Recently, the website of an acquaintance caught my attention. The acquaintance and her family are venturing into the catering business and put together a well-designed website. However, looking over the website, several things stood out to me, and not in a good way. While each page offered the ideal length of content, it was full of grammatical errors, run on sentences, missing or incorrect links, borderline libelous information and it didn’t have a call to action. Avoid their mistakes by following these five tips.
1. Write relevant copy. Your copy should tell potential customers who you are, what you do and how to contact you. Most importantly, you need to have a call to action. People want to build relationships with their favorite brands, whether the brand is a large multinational corporation or a small local shop. But, they won’t do this on their own; you have to prompt them to act.
- What’s your story? Give your customers a glimpse behind the curtain. Offer an entertaining anecdote about how the business started, and explain your mission statement. Not only will this familiarize your customers with your brand, it’ll also help you to find your tribe—your legion of loyal advocates who will drive the success of your business.
- What do you do? An overview of the services that you offer, and how they differ from the competition, will give your customers an idea of what to expect from your company.
- Contact information. Your customers want to know how to get in touch with you. Including an email address, phone number and links to the brand’s social media pages are all essential.

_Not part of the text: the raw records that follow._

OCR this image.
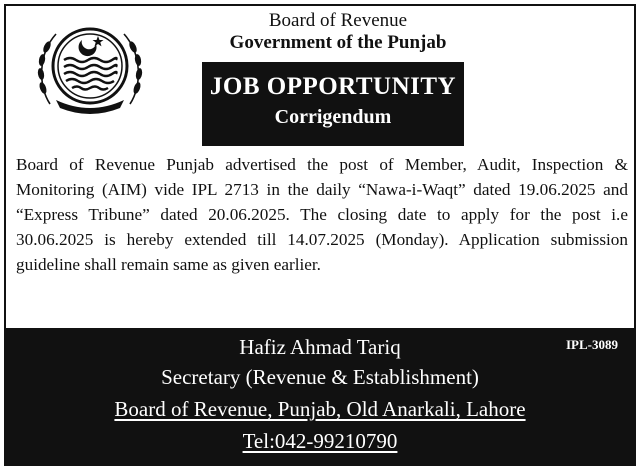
Board of Revenue
Government of the Punjab
JOB OPPORTUNITY
Corrigendum

Board of Revenue Punjab advertised the post of Member, Audit, Inspection & Monitoring (AIM) vide IPL 2713 in the daily “Nawa-i-Waqt” dated 19.06.2025 and “Express Tribune” dated 20.06.2025. The closing date to apply for the post i.e 30.06.2025 is hereby extended till 14.07.2025 (Monday). Application submission guideline shall remain same as given earlier.

Hafiz Ahmad Tariq	IPL-3089
Secretary (Revenue & Establishment)
Board of Revenue, Punjab, Old Anarkali, Lahore
Tel:042-99210790
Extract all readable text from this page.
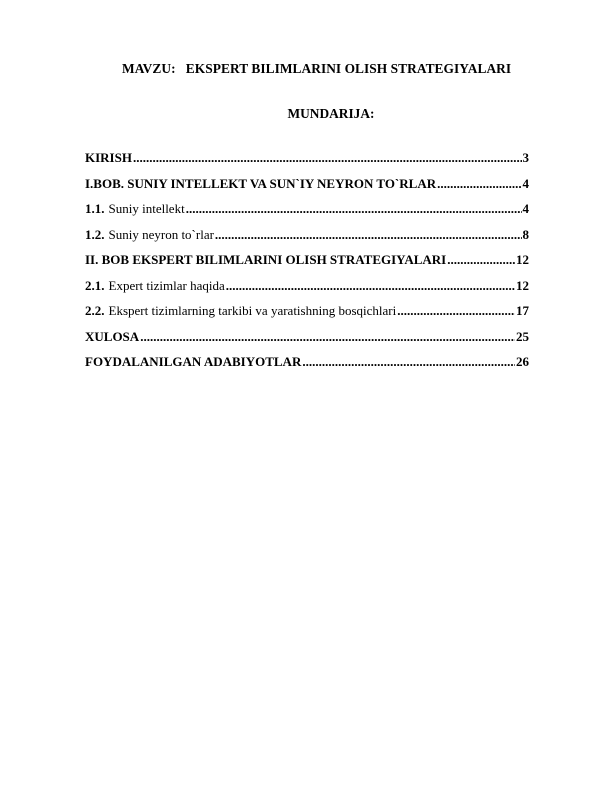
MAVZU:   EKSPERT BILIMLARINI OLISH STRATEGIYALARI
MUNDARIJA:
KIRISH .....	3
I.BOB. SUNIY INTELLEKT VA SUN`IY NEYRON TO`RLAR .....	4
1.1. Suniy intellekt .....	4
1.2. Suniy neyron to`rlar .....	8
II. BOB EKSPERT BILIMLARINI OLISH STRATEGIYALARI .....	12
2.1. Expert tizimlar haqida .....	12
2.2. Ekspert tizimlarning tarkibi va yaratishning bosqichlari .....	17
XULOSA .....	25
FOYDALANILGAN ADABIYOTLAR .....	26
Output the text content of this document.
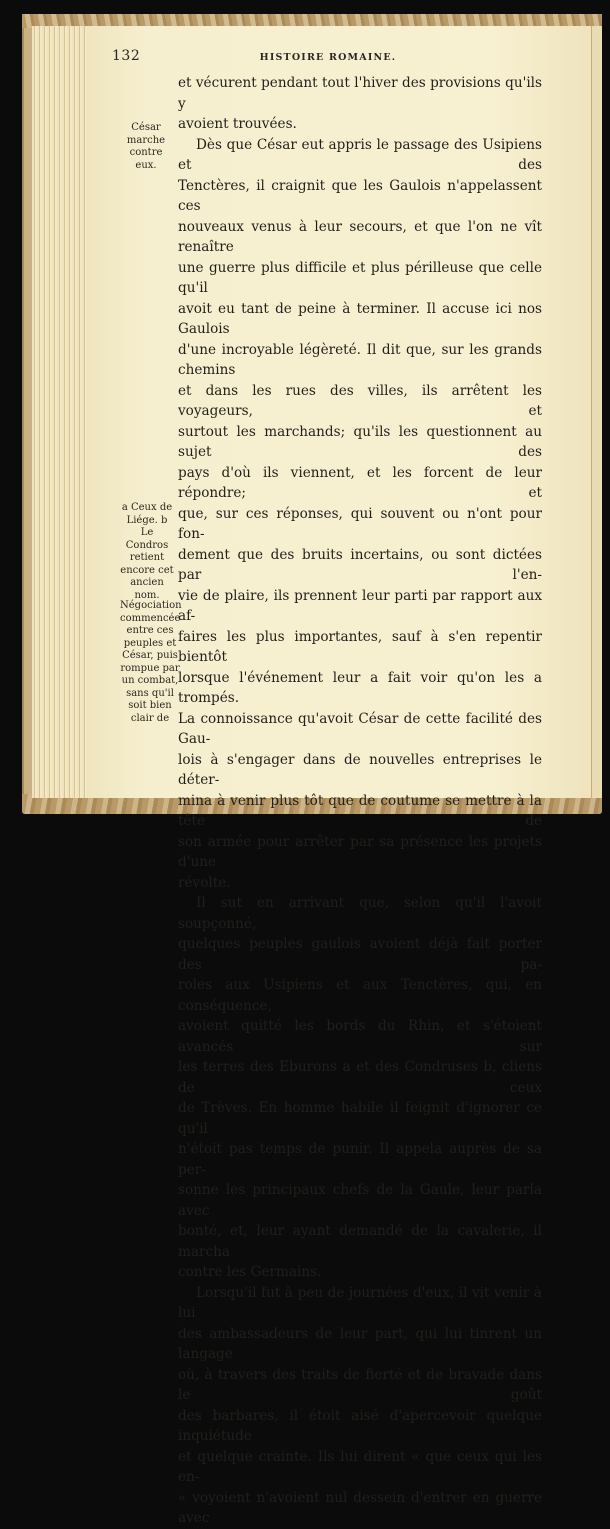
132	HISTOIRE ROMAINE.
César marche contre eux.
a Ceux de Liége. b Le Condros retient encore cet ancien nom.
Négociation commencée entre ces peuples et César, puis rompue par un combat, sans qu'il soit bien clair de

et vécurent pendant tout l'hiver des provisions qu'ils y

avoient trouvées.

Dès que César eut appris le passage des Usipiens et des

Tenctères, il craignit que les Gaulois n'appelassent ces

nouveaux venus à leur secours, et que l'on ne vît renaître

une guerre plus difficile et plus périlleuse que celle qu'il

avoit eu tant de peine à terminer. Il accuse ici nos Gaulois

d'une incroyable légèreté. Il dit que, sur les grands chemins

et dans les rues des villes, ils arrêtent les voyageurs, et

surtout les marchands; qu'ils les questionnent au sujet des

pays d'où ils viennent, et les forcent de leur répondre; et

que, sur ces réponses, qui souvent ou n'ont pour fon-

dement que des bruits incertains, ou sont dictées par l'en-

vie de plaire, ils prennent leur parti par rapport aux af-

faires les plus importantes, sauf à s'en repentir bientôt

lorsque l'événement leur a fait voir qu'on les a trompés.

La connoissance qu'avoit César de cette facilité des Gau-

lois à s'engager dans de nouvelles entreprises le déter-

mina à venir plus tôt que de coutume se mettre à la tête de

son armée pour arrêter par sa présence les projets d'une

révolte.

Il sut en arrivant que, selon qu'il l'avoit soupçonné,

quelques peuples gaulois avoient déjà fait porter des pa-

roles aux Usipiens et aux Tenctères, qui, en conséquence,

avoient quitté les bords du Rhin, et s'étoient avancés sur

les terres des Eburons a et des Condruses b, cliens de ceux

de Trèves. En homme habile il feignit d'ignorer ce qu'il

n'étoit pas temps de punir. Il appela auprès de sa per-

sonne les principaux chefs de la Gaule, leur parla avec

bonté, et, leur ayant demandé de la cavalerie, il marcha

contre les Germains.

Lorsqu'il fut à peu de journées d'eux, il vit venir à lui

des ambassadeurs de leur part, qui lui tinrent un langage

où, à travers des traits de fierté et de bravade dans le goût

des barbares, il étoit aisé d'apercevoir quelque inquiétude

et quelque crainte. Ils lui dirent « que ceux qui les en-

« voyoient n'avoient nul dessein d'entrer en guerre avec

It’s also helpful to include links to the company founder’s or CEO’s social media pages. After all, they’re often the face of the brand and embody what the company stands for.
- A call to action. What do you want your customers to do after reading your website? A strong call to action will encourage your customers to patronize your business.

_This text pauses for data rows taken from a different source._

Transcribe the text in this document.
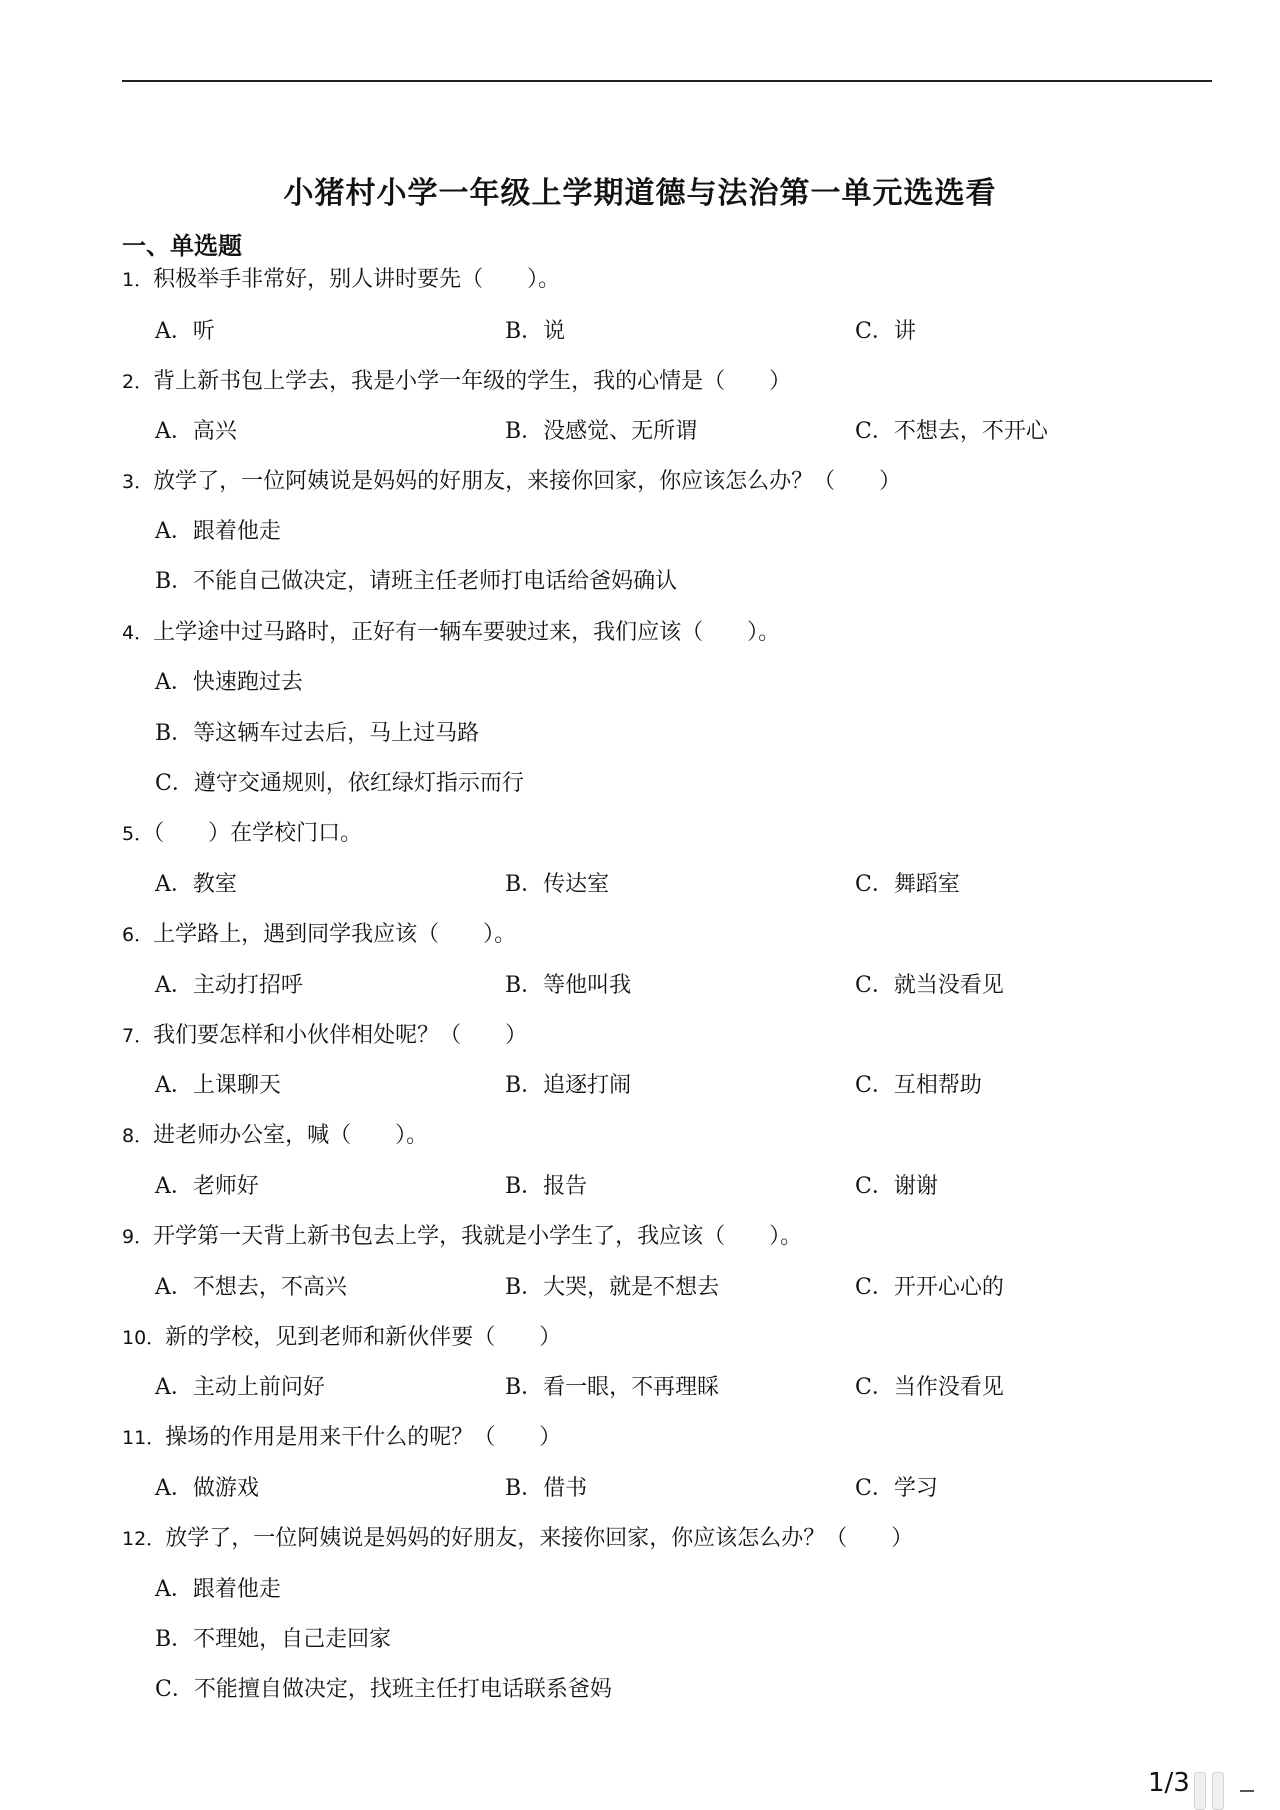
小猪村小学一年级上学期道德与法治第一单元选选看
一、单选题
1．积极举手非常好，别人讲时要先（　　）。
A．听	B．说	C．讲
2．背上新书包上学去，我是小学一年级的学生，我的心情是（　　）
A．高兴	B．没感觉、无所谓	C．不想去，不开心
3．放学了，一位阿姨说是妈妈的好朋友，来接你回家，你应该怎么办？（　　）
A．跟着他走
B．不能自己做决定，请班主任老师打电话给爸妈确认
4．上学途中过马路时，正好有一辆车要驶过来，我们应该（　　）。
A．快速跑过去
B．等这辆车过去后，马上过马路
C．遵守交通规则，依红绿灯指示而行
5．（　　）在学校门口。
A．教室	B．传达室	C．舞蹈室
6．上学路上，遇到同学我应该（　　）。
A．主动打招呼	B．等他叫我	C．就当没看见
7．我们要怎样和小伙伴相处呢？（　　）
A．上课聊天	B．追逐打闹	C．互相帮助
8．进老师办公室，喊（　　）。
A．老师好	B．报告	C．谢谢
9．开学第一天背上新书包去上学，我就是小学生了，我应该（　　）。
A．不想去，不高兴	B．大哭，就是不想去	C．开开心心的
10．新的学校，见到老师和新伙伴要（　　）
A．主动上前问好	B．看一眼，不再理睬	C．当作没看见
11．操场的作用是用来干什么的呢？（　　）
A．做游戏	B．借书	C．学习
12．放学了，一位阿姨说是妈妈的好朋友，来接你回家，你应该怎么办？（　　）
A．跟着他走
B．不理她，自己走回家
C．不能擅自做决定，找班主任打电话联系爸妈
1/3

2. Keep it positive. Your webpage is your opportunity to establish your brand’s key messaging, and explain what sets you apart from the competition. However, this isn’t the place to attack the competition. Your page is about your company, not about your competition’s shortcomings. Remember, the customer service you provide is what sets you apart from your competition. Strive to offer high quality service every time and the difference will speak for itself.
3. Keep it factual. Defamation is serious business, whether you’re talking smack about a person or a company. While the 1st amendment allows us the right to free speech, we not free to make libelous comments that will damage the reputation of another person or entity. Making bold negative statements about another company—competitor or not—can land you in legal hot water. It also makes you look desperate. Don’t do it—it’s lame, desperate and puts your brand in a negative light.
4. Check for typos. Never underestimate the power of proofreading. While many people will overlook a typo or two, they may stop reading if your copy is full of them. Typos not only make your content difficult to read, they also impair the effectiveness of your brand’s overall messaging. While it’s helpful to hire an editor to proof and finesse your content before it goes live, if you’re just starting out or short on funds, have a friend take a look at your copy. Not only can they point out any egregious mistakes, they can also give you feedback on your overall messaging.
5. Check your links. Before you push your site live, always, always, ALWAYS check your links. Your potential customers are web savvy and will click out of your site if your links don’t go where they’re supposed to.